Pmele turned back. 'I am not going any further,' she insisted, stumbling up two steps and twisting around again to face the light. Her terrified expression stopped Theseus in his retort and he led her back to the dimness of the level passage, then returned to Hermione.
A little further on, the steps degraded into a wooden stairway that did not feel at all secure. Theseus shone the lamp into the darkness to their right, revealing a deep blackness. A few more careful steps brought them unexpectedly to the floor of the cavern. The lamp revealed the extent of the space in which they stood and also the entrance to a tunnel, which ran into the red earth of the wall nearby. Theseus led the way into the tunnel. It extended for quite a distance in a number of twists and turns and then enlarged into a space in which they could stand comfortably. Theseus spat on his fingertip and smeared a little area of the wall of the cave. It had the consistency of paint.
'Take off your clothes,' he said to Hermione.
'What!' responded Hermione. 'My skirt is freshly laundered - where shall I put it!'
Theseus smoothed a patch of the earthen floor of the cave with his foot, making a great show of care.
'No,' Hermione repeated. Theseus took her hand and licked the tip of one of her fingers, rubbed it gently against the wall and then traced the outline of '- po -' on his chest. Hermione acquiesced, removed her skirt, folded it carefully and placed it on the ground. With a painty finger, Theseus traced the shapes of syllables on Hermione's neck, back, breasts, bottom. Then lay on his back and worked under her, painting her like Michelangelo Buonarroti might have done, in a very low Sistine Chapel. 'Ouch!' Hermione flinched as the lamp's flame scorched her abdomen. Theseus slid the stone vessel away. 'Keep still,' he admonished. He finished, stood up and admired his work.

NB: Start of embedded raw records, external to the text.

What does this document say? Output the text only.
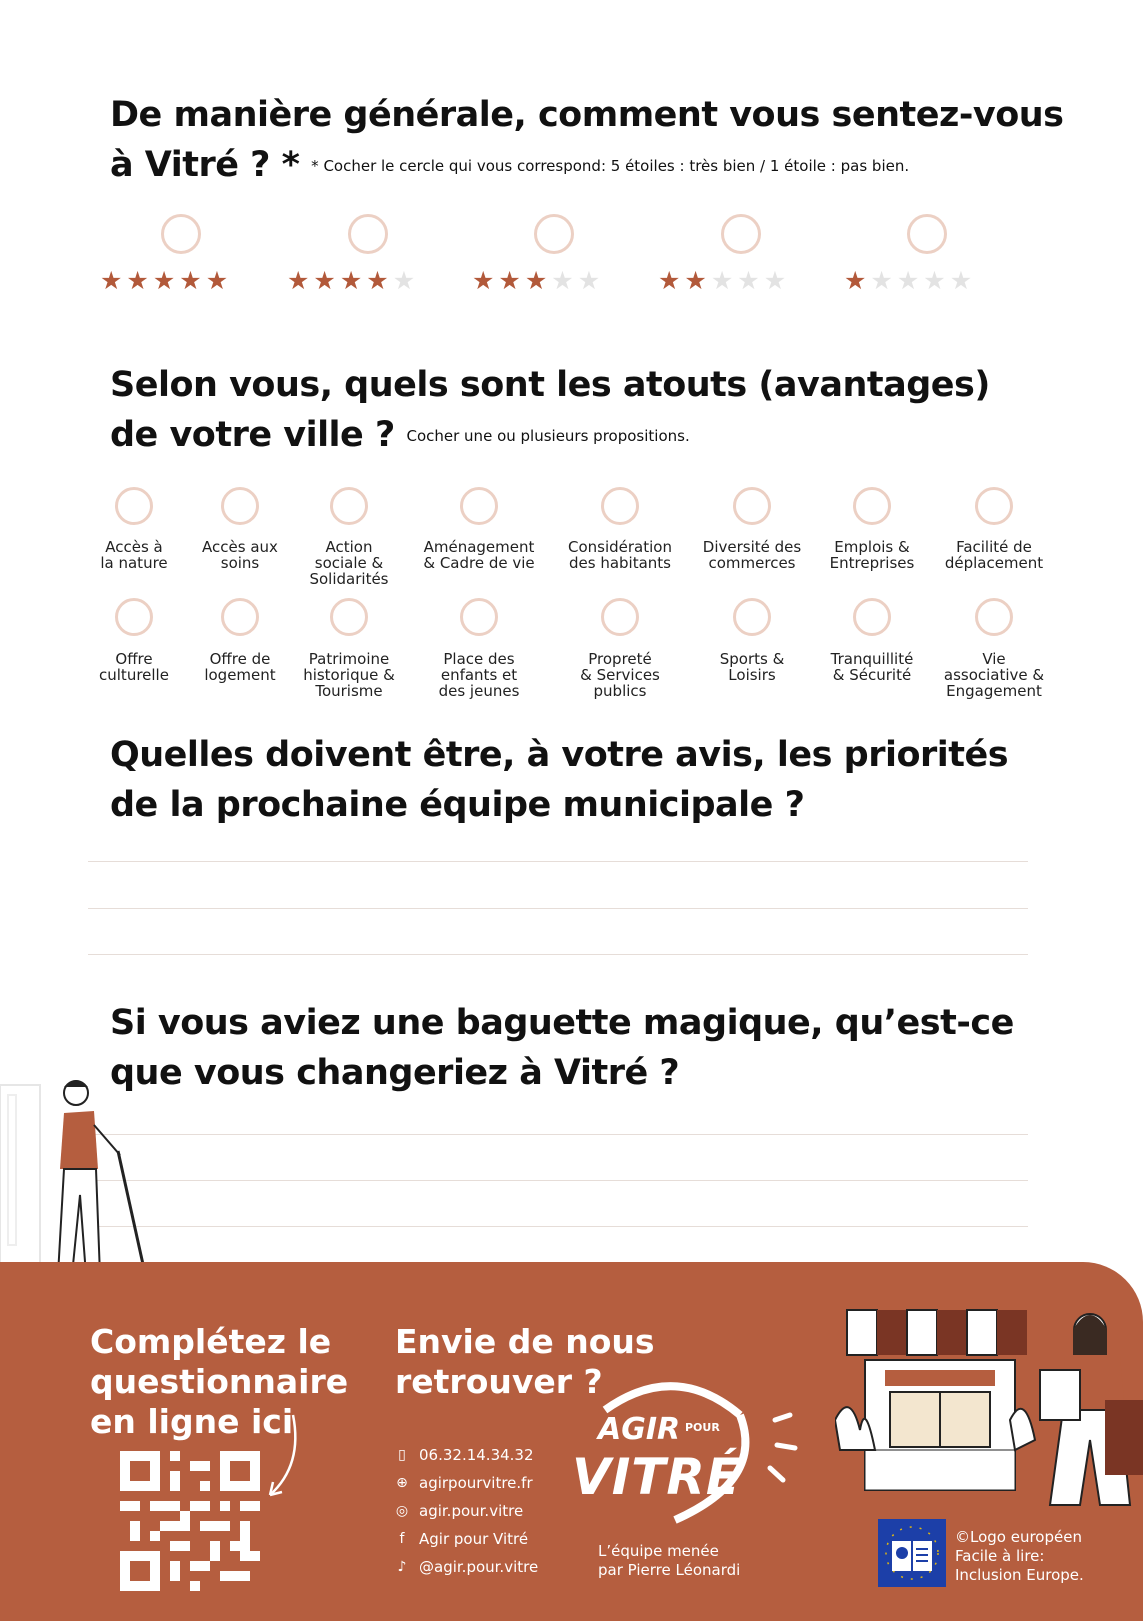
De manière générale, comment vous sentez-vous
à Vitré ? * * Cocher le cercle qui vous correspond: 5 étoiles : très bien / 1 étoile : pas bien.
★★★★★ ★★★★★ ★★★★★ ★★★★★ ★★★★★
Selon vous, quels sont les atouts (avantages)
de votre ville ? Cocher une ou plusieurs propositions.
Accès à
la nature
Accès aux
soins
Action
sociale &
Solidarités
Aménagement
& Cadre de vie
Considération
des habitants
Diversité des
commerces
Emplois &
Entreprises
Facilité de
déplacement
Offre
culturelle
Offre de
logement
Patrimoine
historique &
Tourisme
Place des
enfants et
des jeunes
Propreté
& Services
publics
Sports &
Loisirs
Tranquillité
& Sécurité
Vie
associative &
Engagement
Quelles doivent être, à votre avis, les priorités
de la prochaine équipe municipale ?
Si vous aviez une baguette magique, qu’est-ce
que vous changeriez à Vitré ?
Complétez le
questionnaire
en ligne ici
Envie de nous
retrouver ?
▯ 06.32.14.34.32
⊕ agirpourvitre.fr
◎ agir.pour.vitre
f Agir pour Vitré
♪ @agir.pour.vitre
AGIR POUR
VITRÉ
L’équipe menée
par Pierre Léonardi
©Logo européen
Facile à lire:
Inclusion Europe.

'Back to the Court of the Verandas!' he shouted and grabbed her clothes and the lamp.
'Wait!' Hermione scrambled to her feet, began to run after him, walked after him; felt her way carefully along the dark tunnel after him. Stopped.
She was in pitch darkness.
Behind her, as though from the depths of the Earth itself, rose a faint roar which grew and echoed through the tunnel like the bellowing of a bull. The ground began to tremble beneath Hermione's feet. 'Where are you?' she called. There was no reply. She felt her way forward again. 'Where are you!' she called again, suddenly frightened. The noise behind her seemed closer.